We are seeing repeated incidents where Cloud Tasks continues dispatching requests to a Vertex AI online prediction endpoint, but most attempts fail with UNAVAILABLE (HTTP 503). During the same windows, the deployed custom container continues to receive /health checks (200 OK), but no /predict requests reach the application. This strongly suggests the Vertex front-end/proxy is rejecting or not routing prediction requests upstream before they hit the container.
Impact
-
Cloud Tasks queue backlog grows while prediction traffic to container drops to zero.
-
Transcription latency increases from ~1 minute to ~5–10+ minutes.
-
Autoscaling does not scale up during the incident because average GPU duty cycle stays ~0 (requests are not reaching the GPU/container).
**
Observed Behavior**
During multiple incident windows:
-
Cloud Tasks continues dispatching to the Vertex predict URL, but the majority of task attempts fail with:
status: UNAVAILABLE(observed in Cloud Tasks task_operations_log), typically failing quickly. -
Container logs show repeated /health requests returning 200, but zero /predict requests reaching the application during the same window.
-
Endpoint metrics show Average accelerator duty cycle drops to ~0 during the incident window, consistent with predictions not being routed to the replica.
-
After an extended gap (~20 minutes), prediction traffic resumes, and the endpoint scales up because the queue backlog has grown.
-
After scaling back down to minReplicaCount (1), the issue can recur: the container again stops receiving /predict for ~20 minutes while /health continues.
Evidence
Average duty cycle pattern with replica
The issue here when i check the endpoint log when the Average duty cycle is zero.

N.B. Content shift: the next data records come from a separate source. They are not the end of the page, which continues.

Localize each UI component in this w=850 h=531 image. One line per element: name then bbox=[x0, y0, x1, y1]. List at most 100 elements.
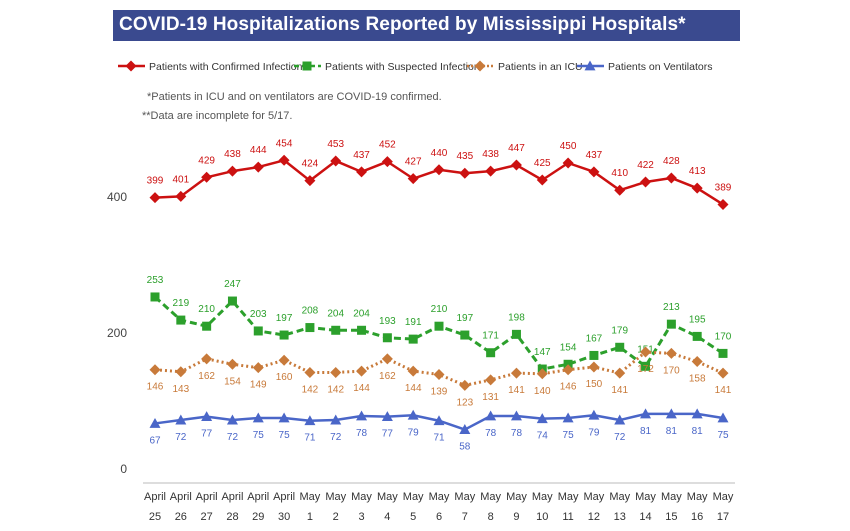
data-label: 143 bbox=[172, 384, 189, 395]
x-tick-label-day: 2 bbox=[333, 511, 339, 523]
data-label: 172 bbox=[637, 364, 654, 375]
data-point bbox=[252, 362, 264, 374]
x-tick-label-day: 6 bbox=[436, 511, 442, 523]
y-tick-label-200: 200 bbox=[107, 326, 127, 340]
data-point bbox=[485, 165, 497, 177]
plot-area: 399 401 429 438 444 454 424 453 437 452 427 440 435 4… bbox=[147, 138, 732, 452]
data-point bbox=[252, 412, 264, 423]
data-point bbox=[614, 184, 626, 196]
legend-marker bbox=[584, 60, 596, 71]
data-point bbox=[640, 346, 652, 358]
x-tick-label-day: 9 bbox=[513, 511, 519, 523]
series-group: 146 143 162 154 149 160 142 142 144 162 144 139 123 1… bbox=[147, 346, 732, 408]
data-label: 210 bbox=[198, 304, 215, 315]
legend-entry-label: Patients in an ICU bbox=[498, 61, 583, 73]
data-point bbox=[330, 366, 342, 378]
data-label: 204 bbox=[327, 308, 344, 319]
data-point bbox=[150, 292, 160, 302]
data-label: 167 bbox=[586, 333, 603, 344]
data-label: 454 bbox=[276, 138, 293, 149]
data-point bbox=[665, 172, 677, 184]
x-tick-label-month: April bbox=[196, 491, 218, 503]
data-label: 142 bbox=[302, 384, 319, 395]
x-tick-label-month: April bbox=[221, 491, 243, 503]
legend-marker bbox=[302, 61, 312, 71]
data-label: 195 bbox=[689, 314, 706, 325]
data-label: 437 bbox=[353, 150, 370, 161]
data-label: 144 bbox=[405, 383, 422, 394]
x-tick-label-day: 10 bbox=[536, 511, 548, 523]
legend-marker bbox=[125, 60, 137, 72]
data-point bbox=[408, 334, 418, 344]
x-tick-label-day: 17 bbox=[717, 511, 729, 523]
x-tick-label-month: May bbox=[506, 491, 527, 503]
data-point bbox=[510, 159, 522, 171]
data-label: 79 bbox=[408, 427, 420, 438]
data-point bbox=[614, 414, 626, 425]
data-label: 438 bbox=[224, 149, 241, 160]
data-point bbox=[279, 330, 289, 340]
data-point bbox=[640, 176, 652, 188]
data-label: 75 bbox=[279, 430, 291, 441]
data-point bbox=[381, 353, 393, 365]
x-tick-label-month: May bbox=[403, 491, 424, 503]
legend-entry-label: Patients with Confirmed Infection bbox=[149, 61, 303, 73]
data-point bbox=[226, 358, 238, 370]
data-label: 142 bbox=[327, 384, 344, 395]
x-tick-label-day: 25 bbox=[149, 511, 161, 523]
legend-entry-label: Patients on Ventilators bbox=[608, 61, 712, 73]
data-label: 435 bbox=[456, 151, 473, 162]
data-point bbox=[665, 408, 677, 419]
legend: Patients with Confirmed Infection Patient… bbox=[118, 60, 712, 73]
data-label: 141 bbox=[611, 385, 628, 396]
data-label: 162 bbox=[198, 371, 215, 382]
data-point bbox=[278, 412, 290, 423]
data-label: 440 bbox=[431, 148, 448, 159]
x-tick-label-day: 5 bbox=[410, 511, 416, 523]
data-label: 147 bbox=[534, 347, 551, 358]
x-tick-label-day: 26 bbox=[175, 511, 187, 523]
data-point bbox=[304, 366, 316, 378]
data-point bbox=[357, 325, 367, 335]
data-label: 428 bbox=[663, 156, 680, 167]
data-label: 198 bbox=[508, 312, 525, 323]
legend-entry-label: Patients with Suspected Infection bbox=[325, 61, 480, 73]
data-point bbox=[691, 356, 703, 368]
data-label: 144 bbox=[353, 383, 370, 394]
data-point bbox=[588, 361, 600, 373]
data-label: 79 bbox=[588, 427, 600, 438]
data-point bbox=[486, 348, 496, 358]
data-label: 438 bbox=[482, 149, 499, 160]
data-label: 123 bbox=[456, 397, 473, 408]
data-point bbox=[536, 174, 548, 186]
data-point bbox=[175, 366, 187, 378]
data-point bbox=[666, 319, 676, 329]
data-label: 75 bbox=[717, 430, 729, 441]
data-point bbox=[640, 408, 652, 419]
x-tick-label-day: 29 bbox=[252, 511, 264, 523]
data-point bbox=[588, 409, 600, 420]
data-point bbox=[614, 367, 626, 379]
x-tick-label-month: April bbox=[247, 491, 269, 503]
data-point bbox=[253, 326, 263, 336]
data-point bbox=[717, 198, 729, 210]
data-label: 139 bbox=[431, 386, 448, 397]
data-point bbox=[510, 410, 522, 421]
data-label: 67 bbox=[149, 435, 161, 446]
note-icu-ventilators: *Patients in ICU and on ventilators are … bbox=[147, 91, 442, 103]
data-label: 171 bbox=[482, 331, 499, 342]
legend-marker bbox=[474, 60, 486, 72]
data-label: 219 bbox=[172, 298, 189, 309]
data-label: 71 bbox=[433, 433, 445, 444]
data-label: 78 bbox=[485, 428, 497, 439]
data-point bbox=[485, 374, 497, 386]
data-point bbox=[460, 330, 470, 340]
data-label: 253 bbox=[147, 275, 164, 286]
data-label: 78 bbox=[356, 428, 368, 439]
x-tick-label-month: May bbox=[532, 491, 553, 503]
data-label: 146 bbox=[560, 382, 577, 393]
data-label: 427 bbox=[405, 157, 422, 168]
data-label: 75 bbox=[253, 430, 265, 441]
data-label: 81 bbox=[692, 426, 704, 437]
data-label: 81 bbox=[666, 426, 678, 437]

Not any request is getting to the container. Although health request being processed and 200 response status code is send properly.
Queue metric
After the gap of about 20 min container start receiving the request properly and scale up as queue size has already grown up. Once it scale down to the minReplica container again stop receiving the request for about 20 min.
Modal config
model: { name: `whisper-x-${stage}`, resources: { machineSpec: { machineType: 'a2-highgpu-1g', acceleratorType: 'NVIDIA_TESLA_A100', acceleratorCount: 1, }, minReplicaCount: 2, maxReplicaCount: 14, autoscalingMetricSpecs: [ { metricName: 'aiplatform.googleapis.com/prediction/online/accelerator/duty_cycle', target: 60, }, ], },
We’d like assistance identifying why Vertex is intermittently not routing prediction traffic to a deployed replica (while still routing /health checks), resulting in upstream UNAVAILABLE/503 errors. Specifically:
-
Is this consistent with Vertex load-shedding, “no ready replicas,” or a front-end routing issue?
-
Are there known conditions where /health continues to succeed but /predict is rejected upstream?
-
What additional logs/metrics can confirm the root cause (e.g., health probe status, backend readiness, routing decisions)?
-
Recommended configuration changes to prevent recurrence (e.g., min replicas > 1, autoscaling settings, concurrency guidance for GPU endpoints, dedicated endpoint capacity constraints, etc.)